Detect SquashFS errors (bad medium or optical drives) while Tails is running
Usually, when the medium is in bad shape, or if the optical drive has issues reading it properly, the live system starts to respond in strange ways (e.g. application crashes or don't start at all).
When this happens the kernel issues messages like the following:
[ 55.816599] SQUASHFS error: xz_dec_run error, data probably corrupt [ 55.816603] SQUASHFS error: squashfs_read_data failed to read block 0x7e05a9b [ 55.816606] SQUASHFS error: Unable to read data cache entry [7e05a9b] [ 55.816608] SQUASHFS error: Unable to read page, block 7e05a9b, size 6cac
Let's add to the wishlist an application that would monitor for these messages, and display a warning notification in case it happens stating something like:
The system is having trouble reading Tails CD. Either the medium has defects or the optical drive is not able to read it properly.

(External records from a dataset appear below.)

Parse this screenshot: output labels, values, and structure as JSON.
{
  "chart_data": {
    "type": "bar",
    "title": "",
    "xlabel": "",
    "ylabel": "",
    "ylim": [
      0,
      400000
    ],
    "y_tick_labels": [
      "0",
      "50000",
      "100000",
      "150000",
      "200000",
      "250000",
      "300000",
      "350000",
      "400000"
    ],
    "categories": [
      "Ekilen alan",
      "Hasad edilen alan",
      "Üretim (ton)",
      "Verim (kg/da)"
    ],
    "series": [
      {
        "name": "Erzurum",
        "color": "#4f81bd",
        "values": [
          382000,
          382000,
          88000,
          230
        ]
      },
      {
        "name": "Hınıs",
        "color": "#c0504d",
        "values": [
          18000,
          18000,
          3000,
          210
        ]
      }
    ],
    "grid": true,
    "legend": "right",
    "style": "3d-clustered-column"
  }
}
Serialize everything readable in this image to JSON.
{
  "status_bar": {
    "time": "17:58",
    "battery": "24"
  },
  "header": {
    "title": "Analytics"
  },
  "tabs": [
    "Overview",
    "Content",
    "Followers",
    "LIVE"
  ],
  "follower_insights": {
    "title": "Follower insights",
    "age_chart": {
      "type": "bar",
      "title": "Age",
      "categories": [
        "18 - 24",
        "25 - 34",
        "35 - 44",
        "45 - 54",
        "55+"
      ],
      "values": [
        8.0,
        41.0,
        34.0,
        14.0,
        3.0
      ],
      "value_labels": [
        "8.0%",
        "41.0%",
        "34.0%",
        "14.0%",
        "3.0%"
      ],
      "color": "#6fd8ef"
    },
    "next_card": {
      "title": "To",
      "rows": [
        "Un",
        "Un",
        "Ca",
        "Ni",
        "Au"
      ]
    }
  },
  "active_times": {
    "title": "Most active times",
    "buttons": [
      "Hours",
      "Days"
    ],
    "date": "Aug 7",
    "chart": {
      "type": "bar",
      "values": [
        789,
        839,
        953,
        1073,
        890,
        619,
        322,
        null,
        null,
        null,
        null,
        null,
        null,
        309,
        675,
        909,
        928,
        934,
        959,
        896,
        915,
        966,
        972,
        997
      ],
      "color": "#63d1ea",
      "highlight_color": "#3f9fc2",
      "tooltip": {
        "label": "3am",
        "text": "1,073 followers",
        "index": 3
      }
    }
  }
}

Please try another CD or use Tails from a USB stick.
This is about code and should be pretty easy for someone that knows a bit of either Perl or Python and GTK+ (no need for deep knowledge of Tails internals).
Ideally, the files needed by this application should be closer to the start of the CD and (maybe) locked into memory. That's in the hope there is less chance it will be unreadable itself.
#5 Updated by elouann almost 4 years ago
I faced this problem again (Tails device became read-only)
Here is how the logs looked like:
Mar 15 11:12:43 amnesia kernel: EXT4-fs warning (device dm-0): ext4_end_bio:317: I/O error -5 writing to inode 1048582 (offset
Mar 15 11:12:43 amnesia kernel: buffer_io_error: 502 callbacks suppressed
Mar 15 11:12:43 amnesia kernel: Buffer I/O error on device dm-0, logical block 6343843
Mar 15 11:17:34 amnesia kernel: EXT4-fs error (device dm-0): ext4_wait_block_bitmap:494: comm icedove: Cannot read block bitma
Mar 15 11:17:34 amnesia kernel: EXT4-fs (dm-0): previous I/O error to superblock detected
Mar 15 11:17:34 amnesia kernel: Buffer I/O error on device dm-0, logical block 0
Mar 15 11:17:34 amnesia kernel: lost page write due to I/O error on dm-0
#8 Updated by intrigeri about 2 years ago
- Priority changed from Low to Normal
I doubt that we can do something about it -> lowering priority.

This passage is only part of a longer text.